I'm wondering if anyone has insight into how prop.test() in R calculates its confidence intervals. Although it doesn't state it explicitly in its documentation, my understanding is that this function uses the normal approximation to the binomial. This assumption is based upon the following:
- In the documentation, it states its
parametervalue represents "the degrees of freedom of the approximate chi-squared distribution of the test statistic." - It has the option to apply Yates's continuity correction
- I've seen this function used in many examples (albeit online, but at many sites with a .edu suffix if that means anything) where the normal is used to approximate the binomial
If prop.test() really does use the normal approximation to the binomial, I would think the CI it calculates would be a Wald-type interval, but, again, the documentation doesn't state this explicitly.
The issue is the result I get is not congruent with what I get by hand, which is the same as what SAS gives.
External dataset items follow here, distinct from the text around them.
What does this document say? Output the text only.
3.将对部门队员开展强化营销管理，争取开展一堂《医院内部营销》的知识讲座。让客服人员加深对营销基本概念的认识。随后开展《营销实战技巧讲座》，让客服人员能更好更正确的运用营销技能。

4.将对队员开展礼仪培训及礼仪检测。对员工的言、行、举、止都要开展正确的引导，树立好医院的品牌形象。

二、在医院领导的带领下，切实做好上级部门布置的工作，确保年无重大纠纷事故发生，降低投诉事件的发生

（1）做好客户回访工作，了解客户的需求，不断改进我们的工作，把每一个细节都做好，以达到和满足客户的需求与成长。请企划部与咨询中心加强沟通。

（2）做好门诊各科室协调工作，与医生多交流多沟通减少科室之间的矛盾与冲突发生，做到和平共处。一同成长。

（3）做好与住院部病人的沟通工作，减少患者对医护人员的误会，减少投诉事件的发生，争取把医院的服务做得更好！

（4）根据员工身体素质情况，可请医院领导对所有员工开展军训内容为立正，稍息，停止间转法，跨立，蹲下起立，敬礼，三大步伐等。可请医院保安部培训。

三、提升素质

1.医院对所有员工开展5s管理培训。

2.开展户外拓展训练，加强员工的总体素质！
Here's an example:
Let
x = Number of successes = 319
n = Fixed number of trials = 1100
$\alpha$ = 0.01/Confidence level = 0.99
The Wald-type interval, by hand, is thus
$\hat p \mp z_\frac{\alpha}{2}\sqrt{\frac{\hat p(1 - \hat p)}{n}} = 0.29 \mp 2.575829(0.01368144) = (0.25476, 0.32524)$
I get the same result in SAS as shown here (upper portion of the output is the approximate CI, the lower is the exact CI based on the binomial):
However, when I run prop.test() in R (also without Yates's correction, to be consistent with my hand calculation and SAS), I get something slightly different:
The 99% CI from the output above is (0.2561, 0.3264).
Any thoughts on where this discrepancy is coming from? Doesn't seem attributable to rounding error, nor would I expect an R function to round enough during its calculations so as to affect the third decimal place anyway.